Prof. N. Asokan from the University of Waterloo followed with a keynote titled “Blinded Memory.” He addressed the inherent tension between server-side code confidentiality and client-side data privacy during machine learning model deployment. His team proposed BliMe, an innovative hardware-software co-design that ensures privacy in outsourced computation. Moreover, compared to fully homomorphic encryption and multi-party computation, BliMe demonstrated higher efficiency on a RISC-V processor prototype, while resisting covert channel attacks. It offers a performance-privacy trade-off solution applicable to federated learning and cloud computing.

 

 

 

A second panel invited Prof. Wei Wang (Xi’an Jiaotong University), Prof.
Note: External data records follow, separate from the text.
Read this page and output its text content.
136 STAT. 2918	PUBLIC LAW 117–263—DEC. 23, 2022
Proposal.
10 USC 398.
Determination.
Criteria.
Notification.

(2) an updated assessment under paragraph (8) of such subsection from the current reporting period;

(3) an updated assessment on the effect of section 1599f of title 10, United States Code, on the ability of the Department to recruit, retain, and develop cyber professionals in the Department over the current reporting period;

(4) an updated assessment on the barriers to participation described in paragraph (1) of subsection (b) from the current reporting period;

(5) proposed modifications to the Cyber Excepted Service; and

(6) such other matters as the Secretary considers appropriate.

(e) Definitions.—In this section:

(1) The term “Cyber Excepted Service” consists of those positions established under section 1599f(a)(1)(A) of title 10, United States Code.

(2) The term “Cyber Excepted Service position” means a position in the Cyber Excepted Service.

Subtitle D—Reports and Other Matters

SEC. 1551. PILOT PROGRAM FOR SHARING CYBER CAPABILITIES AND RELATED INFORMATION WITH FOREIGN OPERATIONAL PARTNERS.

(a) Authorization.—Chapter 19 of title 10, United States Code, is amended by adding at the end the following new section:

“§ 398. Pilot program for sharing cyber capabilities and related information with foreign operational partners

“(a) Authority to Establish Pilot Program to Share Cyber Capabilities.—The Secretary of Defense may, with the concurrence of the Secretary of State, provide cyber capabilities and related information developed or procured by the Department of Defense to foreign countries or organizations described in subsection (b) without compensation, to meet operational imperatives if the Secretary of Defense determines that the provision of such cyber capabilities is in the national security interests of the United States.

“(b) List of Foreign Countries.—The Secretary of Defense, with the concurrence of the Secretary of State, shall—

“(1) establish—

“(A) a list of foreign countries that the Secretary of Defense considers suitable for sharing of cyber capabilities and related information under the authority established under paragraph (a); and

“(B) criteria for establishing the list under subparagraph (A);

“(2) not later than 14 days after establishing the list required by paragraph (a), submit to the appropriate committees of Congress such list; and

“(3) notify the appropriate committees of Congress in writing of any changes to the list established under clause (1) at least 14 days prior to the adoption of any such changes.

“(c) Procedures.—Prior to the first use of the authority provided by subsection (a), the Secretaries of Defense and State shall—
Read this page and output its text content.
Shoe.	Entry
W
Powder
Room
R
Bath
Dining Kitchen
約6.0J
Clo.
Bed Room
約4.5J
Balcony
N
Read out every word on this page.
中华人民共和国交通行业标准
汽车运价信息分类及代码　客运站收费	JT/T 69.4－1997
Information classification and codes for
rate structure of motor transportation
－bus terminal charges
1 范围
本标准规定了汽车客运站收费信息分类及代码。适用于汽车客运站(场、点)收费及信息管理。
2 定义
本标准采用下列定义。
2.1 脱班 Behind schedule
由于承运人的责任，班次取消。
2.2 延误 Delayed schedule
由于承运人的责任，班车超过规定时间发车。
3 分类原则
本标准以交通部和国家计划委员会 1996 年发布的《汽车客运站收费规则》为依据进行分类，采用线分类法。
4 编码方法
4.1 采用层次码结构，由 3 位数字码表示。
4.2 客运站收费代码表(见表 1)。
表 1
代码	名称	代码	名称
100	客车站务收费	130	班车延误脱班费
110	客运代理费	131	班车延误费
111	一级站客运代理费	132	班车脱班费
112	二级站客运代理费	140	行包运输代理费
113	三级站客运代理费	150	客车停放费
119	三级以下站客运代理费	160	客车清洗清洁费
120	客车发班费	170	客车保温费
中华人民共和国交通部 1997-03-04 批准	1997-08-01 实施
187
Hongwei Li (University of Electronic Science and Technology of China), Prof. Xinyi Huang (Jinan University), and Prof. Qi Li (Tsinghua University). They discussed whether AI could act as a catalyst for cryptography research, and what new opportunities it brings to protocol analysis and attack detection. Panelists also shared insights from their own research areas, examining the practical challenges of applying AI in security studies.

 

 

The workshop concluded with presentations from several ACM Rising Star and Excellent Doctoral Dissertation Award winners: 

·Zhikun Zhang (Zhejiang University): Content Security in Large Language Model Generation 

·Xiang Li (Nankai University): AI-assisted Logical Vulnerability Detection in Domain Name Systems 

·Xin Tan (Huawei Cloud): AI-based Hidden Patch Identification and Industrial Applications 

·Jiangyi Deng (Huawei): Voiceprint Security Based on Human-Machine Perception Differences

 

 

 

 

 

ACM SIGSAC (Special Interest Group on Security, Audit, and Control) is a professional branch of ACM devoted to computer security, auditing, and control. The successful conclusion of this workshop not only enhances research excellence in computer security and related fields but also strengthens SUSTech’s influence in these domains. Serving as a platform for academic and industrial collaboration, the event will continue to foster interdisciplinary synergy between academia and industry.